The score and soundtrack of the film help balance the intensity, and the art direction holds the audience with its gorgeousness. No one should really empathize with the Joker, if you do, I strongly suggest that you to seek immediate attention. What’s fascinating about Joker is the juxtaposition of the music with the scenes, it makes it quite lovely. If you listen closely to the lyrics, they sing a sad tune. The score is developed by Hildur Guðnadóttir, who has a real for talent instilling dread into this world.
The camera takes a deliberate approach to show us surreal insanity. Joker’s colors: red, green and purple are the common hues historically chosen by the character, while the film uses dull tints during the buildup. Maybe this is to show that being boring is the Joker’s biggest fear, akin to how these messages are shared in Batman: The Animated Series and Batman: The Brave and the Bold. Arthur Fleck was living in his own hell, and so, as a narcissist, he craves an immense amount of attention.
This is what makes him stand apart from the version of the character we met in Christopher Nolan’s Dark Knight; Heath Ledger’s Joker was portrayed as a rebel and someone that criminals could look up to, with his crime-ethics. However, with Phoenix’s version, Arthur doesn’t intend to give messages to anyone, it all just happens. This isn’t a character who’s there to spit out quotable, brain-washing mantras every other line.
So he becomes the Joker, and he adds blood into his palette just because murder is interesting and, sadly, because he couldn’t cut it as a clown.
Academy Award Winner, Joaquin Phoenix delivered another award worthy performance as the Joker, one that will no doubt be regarded as one of the greatest Batman villains of all time.

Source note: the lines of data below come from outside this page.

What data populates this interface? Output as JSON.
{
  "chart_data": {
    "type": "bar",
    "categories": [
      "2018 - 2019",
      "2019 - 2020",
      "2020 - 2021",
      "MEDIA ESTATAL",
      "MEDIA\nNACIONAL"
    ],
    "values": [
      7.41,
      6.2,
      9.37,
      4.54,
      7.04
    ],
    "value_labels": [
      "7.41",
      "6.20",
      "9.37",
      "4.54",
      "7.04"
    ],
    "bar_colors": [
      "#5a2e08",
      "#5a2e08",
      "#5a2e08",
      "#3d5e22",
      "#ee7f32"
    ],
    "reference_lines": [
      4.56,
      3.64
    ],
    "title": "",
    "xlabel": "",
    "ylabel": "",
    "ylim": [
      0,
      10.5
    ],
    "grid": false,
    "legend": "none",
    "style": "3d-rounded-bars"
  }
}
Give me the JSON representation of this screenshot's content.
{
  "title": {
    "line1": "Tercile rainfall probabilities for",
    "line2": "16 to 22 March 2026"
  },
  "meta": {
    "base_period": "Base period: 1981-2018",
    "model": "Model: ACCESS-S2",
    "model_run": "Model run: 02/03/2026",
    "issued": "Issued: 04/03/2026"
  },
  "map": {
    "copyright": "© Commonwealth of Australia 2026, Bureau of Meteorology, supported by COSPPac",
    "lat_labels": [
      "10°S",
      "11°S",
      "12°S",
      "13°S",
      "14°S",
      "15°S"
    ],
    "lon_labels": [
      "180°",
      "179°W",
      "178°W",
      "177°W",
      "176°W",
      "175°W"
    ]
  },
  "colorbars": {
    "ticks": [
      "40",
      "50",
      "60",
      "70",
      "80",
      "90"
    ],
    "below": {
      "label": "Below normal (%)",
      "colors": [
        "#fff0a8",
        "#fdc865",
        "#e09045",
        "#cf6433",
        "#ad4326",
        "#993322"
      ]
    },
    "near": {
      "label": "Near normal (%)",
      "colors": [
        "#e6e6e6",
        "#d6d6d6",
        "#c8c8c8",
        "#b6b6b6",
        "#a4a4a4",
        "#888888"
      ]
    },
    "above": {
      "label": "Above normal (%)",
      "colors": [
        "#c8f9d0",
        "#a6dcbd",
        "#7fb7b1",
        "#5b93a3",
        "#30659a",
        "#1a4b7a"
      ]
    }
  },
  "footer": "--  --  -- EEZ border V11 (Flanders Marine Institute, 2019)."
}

He’s a narcissist. A man who’s fallen completely into his own mind and refuses to leave it. It’s brilliant exploring the thousands of ways a human being can fall apart. He could have been Neo (Matrix), he could have been Batman… but he became Joker. The movie is brilliant, and it was therapeutic for me to see it take this turn, as it’s not often we see humanity’s flaws so clearly, with a character incapable of redemption. This is a clear example of what can happen when psychotic people aren’t cared for properly, either medically or socially. This character will never receive praise and adoration from anyone sane.
We can understand why he seeks the attention of the Big Bad Bat.
The film keeps you enticed, and thankfully needs no sequel. In fact, it should have no sequel. We can blame a lack of focus on mental health, but an interesting point is that thousands, or possibly millions of us live daily with pre-existing conditions, but don’t resort to murder.
If Batman was to find him interesting, than the Joker is truly the most interesting man in the world. However, as we find in comics and films, Batman is never, ever amused (except in the Killing Joke but there’s a reason why). This means that, thankfully, Joker is never allowed to gain the upper hand. It’s important to see how weak he starts.
My only criticism of this film is the Thomas Wayne and Joker connection. As die-hard fans we appreciate canon facts of comic-lore, but as an Elseworlds type story, Joker is a fantastic piece, and gives us a clever glimpse into the Joker’s incomprehensible ego.
Bravo Todd Phillips. In a world you thought was “too woke” for one of your films, you have created a piece of art that brings with it real awareness.